An update on the hyper-IgE syndromes

Abstract

The hyper-IgE syndromes (HIES; originally named Job's syndrome) are a collection of primary immunodeficiency syndromes resulting in elevated serum IgE levels and typified by recurrent staphylococcal skin abscesses, eczema and pulmonary infections. The disorder has autosomal dominant and recessive forms. Autosomal dominant HIES has been shown to be mainly due to STAT3 mutations and additionally results in connective tissue, skeletal, vascular and dental abnormalities. Autosomal recessive HIES has been shown to be mainly due to mutations in DOCK8; these patients are more prone to viral skin infections instead.
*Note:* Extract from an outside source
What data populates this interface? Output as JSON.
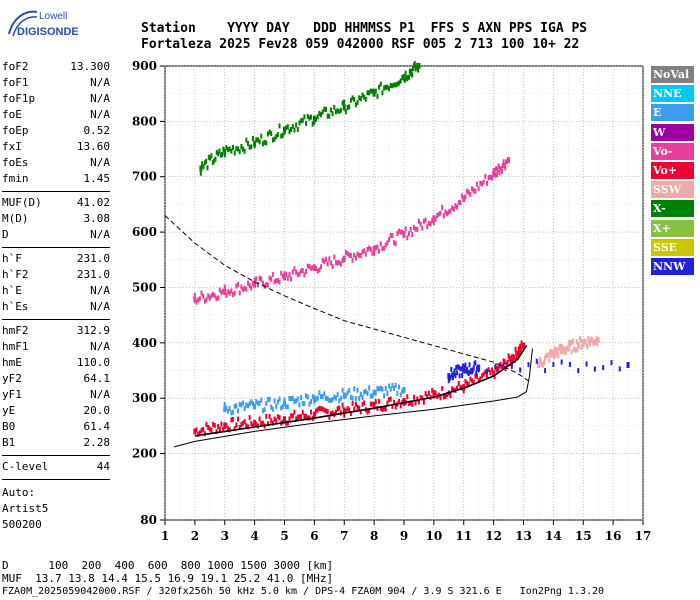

This review article discusses the common clinical features of the syndrome, the genetic mutations responsible and the pathogenesis of the disease, as well as treatments currently used.

Figure 1

Clinical features in AD-HIES (with approximate frequencies) [4]. MRI, magnetic resonance imaging; SD, standard deviation.

Figure 2

Role of STAT3 and consequences of its dysfunction in the differentiation of Th17 cells and defence against infection. Secretion of IL-1 and IL-6 by dendritic cells (DCs) under appropriate conditions results in Th17 differentiation. IL-6 is a STAT3-dependent cytokine that activates the transcription factor retinoic acid-related RORγt. Th17 cells secrete IL-17A, IL17-F and IL-22. IL-17A and IL-17F stimulate epithelial cells to produce chemokines that recruit polymorphonuclear leukocytes (PMNs) for killing of pathogens by phagocytosis. IL-22 secretion triggers the production of defensins by epithelial cells for further defence against extracellular pathogens. Mutations in STAT3 result in failure of Th17 differentiation, which, in turn, leads to susceptibility to fungi and extracellular bacteria.